QR codes are all over the place, and the naked eye cannot decipher them. This mystery makes them an exciting way to find your prize or follow a fun marketing ploy. Their condensed form makes them a convenient way to access marketing or menu information online without the hassle of putting in a URL. But these attributes also make QR codes easy to fake. Free apps allow anyone to generate a custom QR code in about a minute. A faked QR code could be pasted (either physically or electronically) over a completely valid one and it would be very difficult to tell just by looking.
What’s the big deal?
The most frequently encountered risks of following a counterfeit QR code are the same as clicking on any link of unknown origin: The page on which you land could be malicious. A quick recap of some dangerous features:
- Phishing for data while faking a legitimate site
- Containing a malware download or virus
- Corrupting your privacy settings
- Enabling microphone/camera/GPS, then harvesting the data
The list above is by no means exhaustive, but hopefully gives an idea of the dangers of scanning a malicious QR code.

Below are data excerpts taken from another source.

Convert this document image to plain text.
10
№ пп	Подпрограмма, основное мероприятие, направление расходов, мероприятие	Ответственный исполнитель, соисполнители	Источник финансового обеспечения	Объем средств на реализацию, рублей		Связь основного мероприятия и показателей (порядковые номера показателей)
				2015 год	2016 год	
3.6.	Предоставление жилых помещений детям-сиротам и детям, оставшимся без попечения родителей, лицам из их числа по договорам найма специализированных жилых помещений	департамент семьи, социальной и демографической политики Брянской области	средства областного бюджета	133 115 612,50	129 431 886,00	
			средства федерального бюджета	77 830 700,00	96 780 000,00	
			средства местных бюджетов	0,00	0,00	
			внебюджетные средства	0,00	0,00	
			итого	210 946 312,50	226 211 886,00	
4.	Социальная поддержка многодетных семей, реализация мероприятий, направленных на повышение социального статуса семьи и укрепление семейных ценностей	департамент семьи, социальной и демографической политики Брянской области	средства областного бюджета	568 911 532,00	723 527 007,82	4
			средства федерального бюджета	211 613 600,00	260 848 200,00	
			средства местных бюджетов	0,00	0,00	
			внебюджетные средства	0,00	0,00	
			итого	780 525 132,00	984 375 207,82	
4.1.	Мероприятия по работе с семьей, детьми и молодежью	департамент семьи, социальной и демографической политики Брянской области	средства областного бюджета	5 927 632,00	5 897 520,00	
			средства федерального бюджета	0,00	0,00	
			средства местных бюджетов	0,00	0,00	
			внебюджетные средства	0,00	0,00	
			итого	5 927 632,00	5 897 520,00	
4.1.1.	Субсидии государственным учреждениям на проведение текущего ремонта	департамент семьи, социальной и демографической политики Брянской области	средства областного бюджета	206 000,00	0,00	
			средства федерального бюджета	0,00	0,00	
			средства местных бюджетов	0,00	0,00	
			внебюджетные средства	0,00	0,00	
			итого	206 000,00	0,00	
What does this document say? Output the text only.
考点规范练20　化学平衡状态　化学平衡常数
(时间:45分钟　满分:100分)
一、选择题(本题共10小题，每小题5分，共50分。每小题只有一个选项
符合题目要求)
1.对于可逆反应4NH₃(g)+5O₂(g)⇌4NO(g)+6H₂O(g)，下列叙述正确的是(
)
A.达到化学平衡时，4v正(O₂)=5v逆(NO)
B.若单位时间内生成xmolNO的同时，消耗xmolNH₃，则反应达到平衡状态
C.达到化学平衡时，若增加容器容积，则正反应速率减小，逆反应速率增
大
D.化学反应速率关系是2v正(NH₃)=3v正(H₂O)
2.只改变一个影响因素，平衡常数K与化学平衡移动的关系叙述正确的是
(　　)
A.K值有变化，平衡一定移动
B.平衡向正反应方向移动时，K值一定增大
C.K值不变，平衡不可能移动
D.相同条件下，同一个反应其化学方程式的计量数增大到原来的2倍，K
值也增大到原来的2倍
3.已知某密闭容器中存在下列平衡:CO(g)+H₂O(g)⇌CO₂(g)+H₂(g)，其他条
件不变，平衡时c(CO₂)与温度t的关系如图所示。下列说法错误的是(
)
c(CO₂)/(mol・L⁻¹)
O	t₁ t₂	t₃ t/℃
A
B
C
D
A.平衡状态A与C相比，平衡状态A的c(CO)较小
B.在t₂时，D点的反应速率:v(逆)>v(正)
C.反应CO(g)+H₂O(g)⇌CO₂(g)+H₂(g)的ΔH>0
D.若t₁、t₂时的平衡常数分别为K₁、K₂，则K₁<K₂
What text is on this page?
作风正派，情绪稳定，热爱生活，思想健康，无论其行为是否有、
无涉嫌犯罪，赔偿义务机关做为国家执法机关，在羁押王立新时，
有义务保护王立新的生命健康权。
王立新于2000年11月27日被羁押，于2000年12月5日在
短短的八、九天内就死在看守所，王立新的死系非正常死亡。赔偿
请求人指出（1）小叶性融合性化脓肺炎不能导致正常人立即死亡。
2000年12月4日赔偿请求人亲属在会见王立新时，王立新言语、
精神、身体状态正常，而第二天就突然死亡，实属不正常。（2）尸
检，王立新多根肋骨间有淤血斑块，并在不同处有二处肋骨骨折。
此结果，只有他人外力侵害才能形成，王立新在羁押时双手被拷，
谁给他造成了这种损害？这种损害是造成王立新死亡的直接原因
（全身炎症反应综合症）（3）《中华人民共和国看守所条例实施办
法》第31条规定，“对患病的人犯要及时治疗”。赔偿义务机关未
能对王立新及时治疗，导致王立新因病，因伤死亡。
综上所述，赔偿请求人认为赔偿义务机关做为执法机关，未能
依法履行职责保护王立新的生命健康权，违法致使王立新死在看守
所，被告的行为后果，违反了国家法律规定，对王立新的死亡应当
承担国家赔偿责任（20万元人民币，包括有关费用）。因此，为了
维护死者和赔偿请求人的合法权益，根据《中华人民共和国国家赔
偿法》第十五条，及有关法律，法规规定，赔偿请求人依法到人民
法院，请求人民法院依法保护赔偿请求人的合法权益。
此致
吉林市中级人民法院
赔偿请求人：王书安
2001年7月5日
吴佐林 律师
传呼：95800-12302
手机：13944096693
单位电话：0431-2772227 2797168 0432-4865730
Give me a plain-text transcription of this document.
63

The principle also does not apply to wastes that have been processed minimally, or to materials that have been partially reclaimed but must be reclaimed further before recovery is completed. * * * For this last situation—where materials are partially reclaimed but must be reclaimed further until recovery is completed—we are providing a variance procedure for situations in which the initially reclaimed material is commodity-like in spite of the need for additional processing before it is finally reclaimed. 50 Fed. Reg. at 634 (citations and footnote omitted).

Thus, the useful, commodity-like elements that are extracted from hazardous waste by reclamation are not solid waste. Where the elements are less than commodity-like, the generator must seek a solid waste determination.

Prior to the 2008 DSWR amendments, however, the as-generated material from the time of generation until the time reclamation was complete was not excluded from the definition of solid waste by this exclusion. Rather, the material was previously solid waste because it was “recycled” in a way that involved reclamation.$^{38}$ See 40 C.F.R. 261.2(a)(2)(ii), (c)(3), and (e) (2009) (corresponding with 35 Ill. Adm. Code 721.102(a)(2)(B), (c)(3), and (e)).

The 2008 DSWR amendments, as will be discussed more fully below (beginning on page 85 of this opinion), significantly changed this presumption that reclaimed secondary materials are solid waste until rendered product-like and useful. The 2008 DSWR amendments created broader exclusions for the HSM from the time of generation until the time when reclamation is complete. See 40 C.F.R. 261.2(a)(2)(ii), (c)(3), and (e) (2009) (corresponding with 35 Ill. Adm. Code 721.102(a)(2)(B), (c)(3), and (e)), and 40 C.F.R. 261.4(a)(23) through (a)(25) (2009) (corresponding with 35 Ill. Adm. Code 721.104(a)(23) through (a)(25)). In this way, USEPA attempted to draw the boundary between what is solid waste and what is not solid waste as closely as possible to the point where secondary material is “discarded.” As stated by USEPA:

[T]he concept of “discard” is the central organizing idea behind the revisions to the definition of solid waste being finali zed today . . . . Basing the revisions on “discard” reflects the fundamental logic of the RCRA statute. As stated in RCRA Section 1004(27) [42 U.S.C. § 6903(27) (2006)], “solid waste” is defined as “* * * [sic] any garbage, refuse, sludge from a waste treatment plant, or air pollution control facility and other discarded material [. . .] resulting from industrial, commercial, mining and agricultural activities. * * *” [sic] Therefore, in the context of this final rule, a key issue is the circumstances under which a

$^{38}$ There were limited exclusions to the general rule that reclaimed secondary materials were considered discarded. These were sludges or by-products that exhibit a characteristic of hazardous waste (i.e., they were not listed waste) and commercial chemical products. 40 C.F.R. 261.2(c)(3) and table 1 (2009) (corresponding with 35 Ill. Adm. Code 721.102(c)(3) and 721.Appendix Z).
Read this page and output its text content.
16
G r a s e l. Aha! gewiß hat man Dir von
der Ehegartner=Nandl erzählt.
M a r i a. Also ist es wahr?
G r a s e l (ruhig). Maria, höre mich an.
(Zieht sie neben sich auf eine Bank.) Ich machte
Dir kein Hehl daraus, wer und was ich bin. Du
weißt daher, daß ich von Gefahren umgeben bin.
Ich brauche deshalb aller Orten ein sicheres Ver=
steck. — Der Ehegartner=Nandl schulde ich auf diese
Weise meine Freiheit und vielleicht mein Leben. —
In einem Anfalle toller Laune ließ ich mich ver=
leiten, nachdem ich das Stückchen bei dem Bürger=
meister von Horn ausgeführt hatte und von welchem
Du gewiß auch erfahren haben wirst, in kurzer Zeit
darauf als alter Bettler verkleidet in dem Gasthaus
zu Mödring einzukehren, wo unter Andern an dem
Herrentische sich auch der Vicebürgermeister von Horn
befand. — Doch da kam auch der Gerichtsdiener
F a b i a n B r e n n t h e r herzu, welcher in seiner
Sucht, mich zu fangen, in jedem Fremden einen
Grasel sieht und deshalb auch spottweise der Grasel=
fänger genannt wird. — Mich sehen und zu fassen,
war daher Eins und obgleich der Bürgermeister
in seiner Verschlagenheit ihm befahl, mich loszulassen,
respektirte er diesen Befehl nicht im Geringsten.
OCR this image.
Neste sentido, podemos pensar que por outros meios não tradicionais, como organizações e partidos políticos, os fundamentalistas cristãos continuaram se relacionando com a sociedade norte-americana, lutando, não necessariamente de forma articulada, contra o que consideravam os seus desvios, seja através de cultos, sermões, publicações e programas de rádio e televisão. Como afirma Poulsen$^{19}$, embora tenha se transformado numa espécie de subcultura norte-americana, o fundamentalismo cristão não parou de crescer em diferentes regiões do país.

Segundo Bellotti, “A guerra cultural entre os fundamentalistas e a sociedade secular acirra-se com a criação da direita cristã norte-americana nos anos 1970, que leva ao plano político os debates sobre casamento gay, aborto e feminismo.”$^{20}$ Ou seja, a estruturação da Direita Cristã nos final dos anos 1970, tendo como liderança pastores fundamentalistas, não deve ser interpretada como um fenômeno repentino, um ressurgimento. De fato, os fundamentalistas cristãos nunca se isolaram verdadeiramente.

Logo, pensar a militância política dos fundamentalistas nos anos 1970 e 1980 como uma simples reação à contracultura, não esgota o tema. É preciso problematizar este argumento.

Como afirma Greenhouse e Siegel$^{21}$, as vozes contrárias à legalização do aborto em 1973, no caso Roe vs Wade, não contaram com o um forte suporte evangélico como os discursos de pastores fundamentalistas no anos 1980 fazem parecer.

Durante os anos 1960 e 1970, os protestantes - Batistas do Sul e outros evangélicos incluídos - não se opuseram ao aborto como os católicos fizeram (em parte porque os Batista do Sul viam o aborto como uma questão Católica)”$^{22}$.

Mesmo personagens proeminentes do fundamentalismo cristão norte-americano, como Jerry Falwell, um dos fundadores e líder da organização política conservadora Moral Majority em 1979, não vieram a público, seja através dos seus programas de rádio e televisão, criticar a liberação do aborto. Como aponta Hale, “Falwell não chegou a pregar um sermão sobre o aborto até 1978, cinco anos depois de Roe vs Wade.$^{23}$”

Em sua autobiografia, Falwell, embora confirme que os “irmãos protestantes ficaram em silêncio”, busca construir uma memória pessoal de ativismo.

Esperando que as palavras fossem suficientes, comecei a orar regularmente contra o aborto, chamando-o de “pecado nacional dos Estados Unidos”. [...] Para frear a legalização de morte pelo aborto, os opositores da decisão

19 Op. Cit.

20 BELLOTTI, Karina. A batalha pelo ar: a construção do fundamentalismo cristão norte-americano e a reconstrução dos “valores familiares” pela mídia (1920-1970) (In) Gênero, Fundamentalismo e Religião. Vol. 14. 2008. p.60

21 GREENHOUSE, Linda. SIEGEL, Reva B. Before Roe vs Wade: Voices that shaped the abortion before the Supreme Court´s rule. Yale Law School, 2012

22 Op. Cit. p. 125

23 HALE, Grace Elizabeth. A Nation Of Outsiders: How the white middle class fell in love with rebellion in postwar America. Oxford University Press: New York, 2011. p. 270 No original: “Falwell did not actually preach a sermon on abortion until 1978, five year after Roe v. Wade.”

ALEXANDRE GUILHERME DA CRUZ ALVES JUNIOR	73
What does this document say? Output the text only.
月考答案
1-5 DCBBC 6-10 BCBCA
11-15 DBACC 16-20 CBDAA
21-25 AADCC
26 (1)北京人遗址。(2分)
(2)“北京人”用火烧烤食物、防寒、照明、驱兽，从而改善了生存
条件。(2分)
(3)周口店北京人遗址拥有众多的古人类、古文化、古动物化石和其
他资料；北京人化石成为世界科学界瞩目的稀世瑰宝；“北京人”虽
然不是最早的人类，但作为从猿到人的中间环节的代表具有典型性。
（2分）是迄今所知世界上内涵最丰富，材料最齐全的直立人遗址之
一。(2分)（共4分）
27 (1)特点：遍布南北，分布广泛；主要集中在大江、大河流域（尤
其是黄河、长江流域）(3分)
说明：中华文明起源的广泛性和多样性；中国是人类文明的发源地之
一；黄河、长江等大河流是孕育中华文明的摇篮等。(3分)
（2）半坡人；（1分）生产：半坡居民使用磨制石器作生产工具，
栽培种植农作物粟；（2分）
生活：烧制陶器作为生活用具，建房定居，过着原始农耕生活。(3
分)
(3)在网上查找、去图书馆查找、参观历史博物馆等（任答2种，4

So how can I avoid the threat?
Only use your device to scan QR codes from trusted sources. Look at the physical code as well: Is it laminated or printed on? Does it look like a sticker that may have been attached after printing?
Once a QR code is scanned, most smartphone cameras will list the URL to which the code is directing you. It is a lot like hovering over a link in your email. Take advantage of this time to double check the URL is a place you expect to go, and that it includes no typos or other red flags. Your due diligence just might keep you from getting hacked.